Originally published in 1965. The Supreme Court's momentous school
desegregation decision of 1954 was a postmortem victory for Albion
Tourgee. Just fifty-eight years earlier this once-famous
carpetbagger's attack on segregation was crushed in the case of
Plessy v. Ferguson. His legal defeat in 1896 typified his
frustrated but prophetic career. Tourgee was an idealistic Union
veteran who ventured south in 1865. As an advocate of civil rights,
political equality, free schools, and penal reform, he was elected
to North Carolina's Constitutional Convention of 1868. Olsen
records both the fierce struggles and the impressive
accomplishments that filled Tourgee's fourteen years in the South.
With the collapse of the Southern experiment, Tourgee was inspired
to turn to fiction to express his convictions. A Fool's Errand by
One of the Fools and Bricks without Straw were classics of their
day, providing absorbing accounts and defenses of radical
Reconstruction.
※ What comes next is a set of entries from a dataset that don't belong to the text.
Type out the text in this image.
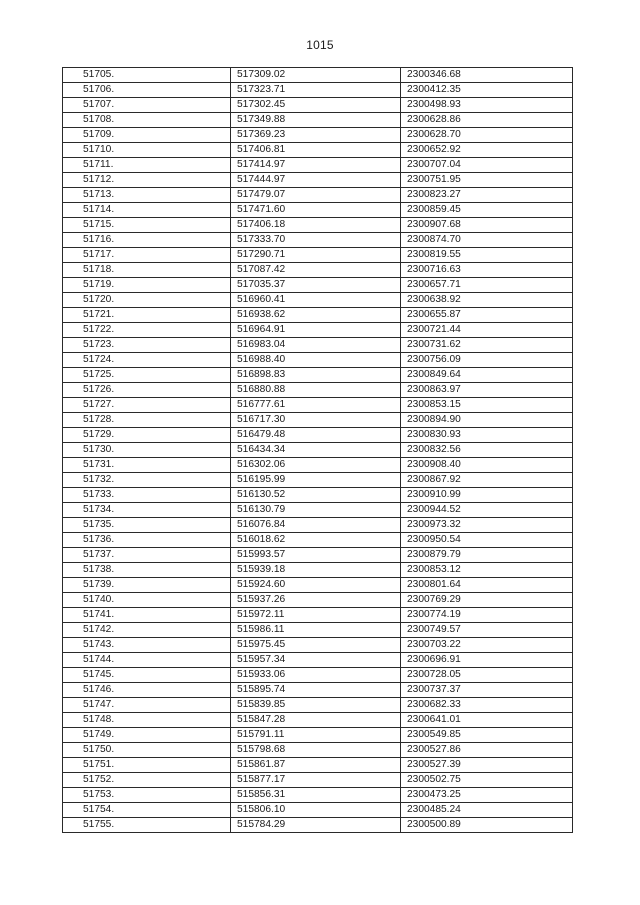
1015
51705.	517309.02	2300346.68
51706.	517323.71	2300412.35
51707.	517302.45	2300498.93
51708.	517349.88	2300628.86
51709.	517369.23	2300628.70
51710.	517406.81	2300652.92
51711.	517414.97	2300707.04
51712.	517444.97	2300751.95
51713.	517479.07	2300823.27
51714.	517471.60	2300859.45
51715.	517406.18	2300907.68
51716.	517333.70	2300874.70
51717.	517290.71	2300819.55
51718.	517087.42	2300716.63
51719.	517035.37	2300657.71
51720.	516960.41	2300638.92
51721.	516938.62	2300655.87
51722.	516964.91	2300721.44
51723.	516983.04	2300731.62
51724.	516988.40	2300756.09
51725.	516898.83	2300849.64
51726.	516880.88	2300863.97
51727.	516777.61	2300853.15
51728.	516717.30	2300894.90
51729.	516479.48	2300830.93
51730.	516434.34	2300832.56
51731.	516302.06	2300908.40
51732.	516195.99	2300867.92
51733.	516130.52	2300910.99
51734.	516130.79	2300944.52
51735.	516076.84	2300973.32
51736.	516018.62	2300950.54
51737.	515993.57	2300879.79
51738.	515939.18	2300853.12
51739.	515924.60	2300801.64
51740.	515937.26	2300769.29
51741.	515972.11	2300774.19
51742.	515986.11	2300749.57
51743.	515975.45	2300703.22
51744.	515957.34	2300696.91
51745.	515933.06	2300728.05
51746.	515895.74	2300737.37
51747.	515839.85	2300682.33
51748.	515847.28	2300641.01
51749.	515791.11	2300549.85
51750.	515798.68	2300527.86
51751.	515861.87	2300527.39
51752.	515877.17	2300502.75
51753.	515856.31	2300473.25
51754.	515806.10	2300485.24
51755.	515784.29	2300500.89
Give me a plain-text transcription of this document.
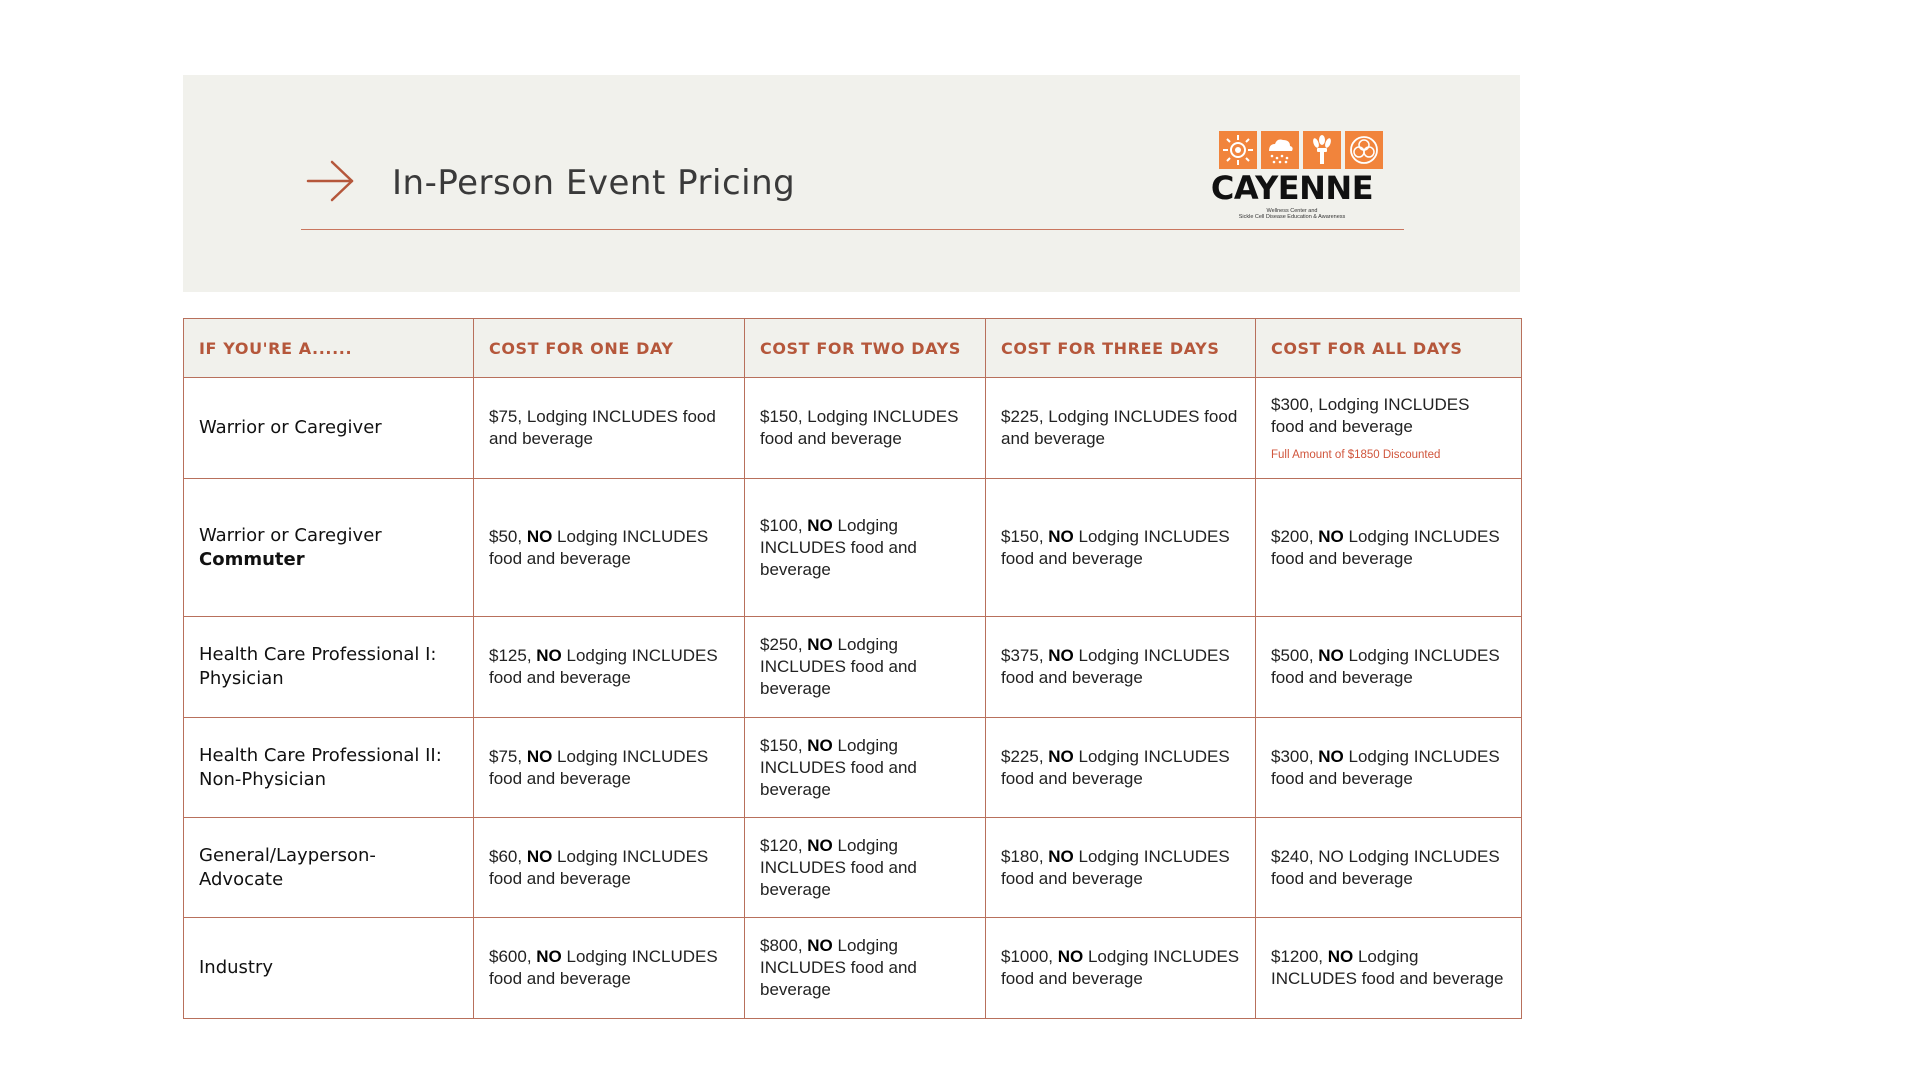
In-Person Event Pricing	CAYENNE
Wellness Center and
Sickle Cell Disease Education & Awareness
IF YOU'RE A......	COST FOR ONE DAY	COST FOR TWO DAYS	COST FOR THREE DAYS	COST FOR ALL DAYS
Warrior or Caregiver	$75, Lodging INCLUDES food and beverage	$150, Lodging INCLUDES food and beverage	$225, Lodging INCLUDES food and beverage	$300, Lodging INCLUDES food and beverage
Full Amount of $1850 Discounted

Warrior or Caregiver
Commuter	$50, NO Lodging INCLUDES food and beverage	$100, NO Lodging INCLUDES food and beverage	$150, NO Lodging INCLUDES food and beverage	$200, NO Lodging INCLUDES food and beverage
Health Care Professional I: Physician	$125, NO Lodging INCLUDES food and beverage	$250, NO Lodging INCLUDES food and beverage	$375, NO Lodging INCLUDES food and beverage	$500, NO Lodging INCLUDES food and beverage
Health Care Professional II: Non-Physician	$75, NO Lodging INCLUDES food and beverage	$150, NO Lodging INCLUDES food and beverage	$225, NO Lodging INCLUDES food and beverage	$300, NO Lodging INCLUDES food and beverage
General/Layperson-Advocate	$60, NO Lodging INCLUDES food and beverage	$120, NO Lodging INCLUDES food and beverage	$180, NO Lodging INCLUDES food and beverage	$240, NO Lodging INCLUDES food and beverage
Industry	$600, NO Lodging INCLUDES food and beverage	$800, NO Lodging INCLUDES food and beverage	$1000, NO Lodging INCLUDES food and beverage	$1200, NO Lodging INCLUDES food and beverage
In 1879 Tourgee went north, where he renewed and
extended his crusade for Negro equality by writing, lecturing, and
lobbying. For many years he was the most militant and persistent
advocate of racial equality in the nation. He was also a vigorous
critic of the industrial age, demanding the utilization of federal
power in behalf of equality, democracy, and economic justice.